PALAVRAS DE FOGO: DESAFIO PARA UM RENASCER | REMEMORAR!

09:05 - 19/03/2023 OPINIƃO
Por: Padre Carlos Aquino | effata_37@hotmail.com

“E porque não também perguntar, de vez em quando: “E se eu fosse ela? Ou ele? Ou eles?” Pôr-se por momentos, no lugar do outro, e até mesmo na sua pele, não para atravessar o rio nem “para renascer”, apenas para entender e sentir o que lá há: o que há do outro lado do rio?” (Amos Oz)

A celebração do Dia Internacional da Mulher do passado dia 8 deste mês e do Dia Europeu das vítimas do terrorismo, no dia 11, fez-me encontrar e saborear neste tempo e nesta cultura da globalização da indiferença e do descarte, onde campeiam cada vez mais a violência e a intolerância, estas apelativas palavras do grande escritor israelita, cofundador na década de 1970 do movimento pacifista “Shalom Akhshav”.

Na verdade, urge dedicar mais tempo a entender e a sentir o que há do outro lado do rio, na pele e na carne do outro, pisar o seu chão, seja ele um homem, uma mulher, uma criança, um velho, alguém fragilizado, uma vítima. Urge fazê-lo sem indiferença. Com um olhar compassivo e um coração disponível. Porque é a partir do outro, ainda que imerso na sua nudez que melhor nos vemos, o seu olhar permite-nos entrar na profundidade da nossa própria realidade, pois como sabemos é na pupila do olho do outro que o nosso olho é sempre visto. E importa ver para não soterrarmos a verdade mais profunda do que somos e são os outros, da nossa comum e inquebrantável dignidade, os nossos e seus direitos, a defesa da justiça, da igualdade, da fraternidade.

Urge que reaprendamos a memória do percurso da nossa existência, reaprendamos a nos olharmos defronte, semelhantes, como projeto inicial e divino de felicidade.
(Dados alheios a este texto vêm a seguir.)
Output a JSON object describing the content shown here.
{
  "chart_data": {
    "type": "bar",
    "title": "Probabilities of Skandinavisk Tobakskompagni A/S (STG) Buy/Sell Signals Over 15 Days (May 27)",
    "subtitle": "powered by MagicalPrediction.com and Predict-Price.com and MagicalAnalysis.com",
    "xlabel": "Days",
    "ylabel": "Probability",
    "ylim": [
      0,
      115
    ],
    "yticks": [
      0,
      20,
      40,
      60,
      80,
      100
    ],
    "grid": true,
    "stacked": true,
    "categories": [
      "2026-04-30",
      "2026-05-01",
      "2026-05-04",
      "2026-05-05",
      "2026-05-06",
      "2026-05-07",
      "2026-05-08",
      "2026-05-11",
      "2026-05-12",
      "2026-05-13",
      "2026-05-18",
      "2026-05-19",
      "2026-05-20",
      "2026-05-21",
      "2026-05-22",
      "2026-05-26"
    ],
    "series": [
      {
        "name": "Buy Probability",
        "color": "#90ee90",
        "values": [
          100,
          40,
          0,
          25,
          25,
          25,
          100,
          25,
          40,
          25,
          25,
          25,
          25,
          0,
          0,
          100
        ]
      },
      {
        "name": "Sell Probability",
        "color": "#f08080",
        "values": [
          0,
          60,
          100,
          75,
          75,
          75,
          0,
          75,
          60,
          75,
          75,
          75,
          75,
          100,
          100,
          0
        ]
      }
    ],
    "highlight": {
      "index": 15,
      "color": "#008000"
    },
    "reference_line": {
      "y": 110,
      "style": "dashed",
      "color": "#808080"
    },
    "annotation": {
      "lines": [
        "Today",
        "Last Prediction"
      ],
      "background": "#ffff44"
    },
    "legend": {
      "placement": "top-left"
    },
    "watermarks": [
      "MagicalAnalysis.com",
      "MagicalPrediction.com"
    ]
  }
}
Há ainda tanto a fazer pela hospitalidade do tesouro da vida e no sentido de a garantir a todos na sua inefável dignidade e valor.

Dizem-nos feridas pelo seu silêncio ou no seu grito lacerante, todas as mulheres vítimas de violência física ou psicológica, as que são instigadas ao medo e humilhadas; dizem-nos desprezados e maltratados todos os que acabam por perder a própria vida em ataques terroristas, as vítimas da injustiça e da soberba. Há ainda tanto a fazer pelo recuperar a sensibilidade à vida, passar do desejo à realidade desse longo e inocente olhar que nos assombre e espante perante o seu mistério.

Purificar e ampliar a atenção, a escuta de tantos corações dilacerados. Não somos humanos sem nos relacionarmos com a realidade à qual tantas vezes somos indiferentes ou silenciamos. Encontro-me a mim mesmo, quando faço de mim outro e no outro me confronto. Quem ama sempre procura, preocupa-se, cuida, protege, renuncia a si mesmo para na doação de si mesmo fortalecer, dar sentido e vida. Precisamos de descobrir a gramática do amor, aprendendo a morar no outro, como caminho que conduz à esperança, vencendo tanto olhar preconceituoso e a insensatez, combatendo a atrofia dos sentidos, o cinismo de vidas vazias e intolerantes, que manipulam ou aniquilam. Importa que o rememoremos!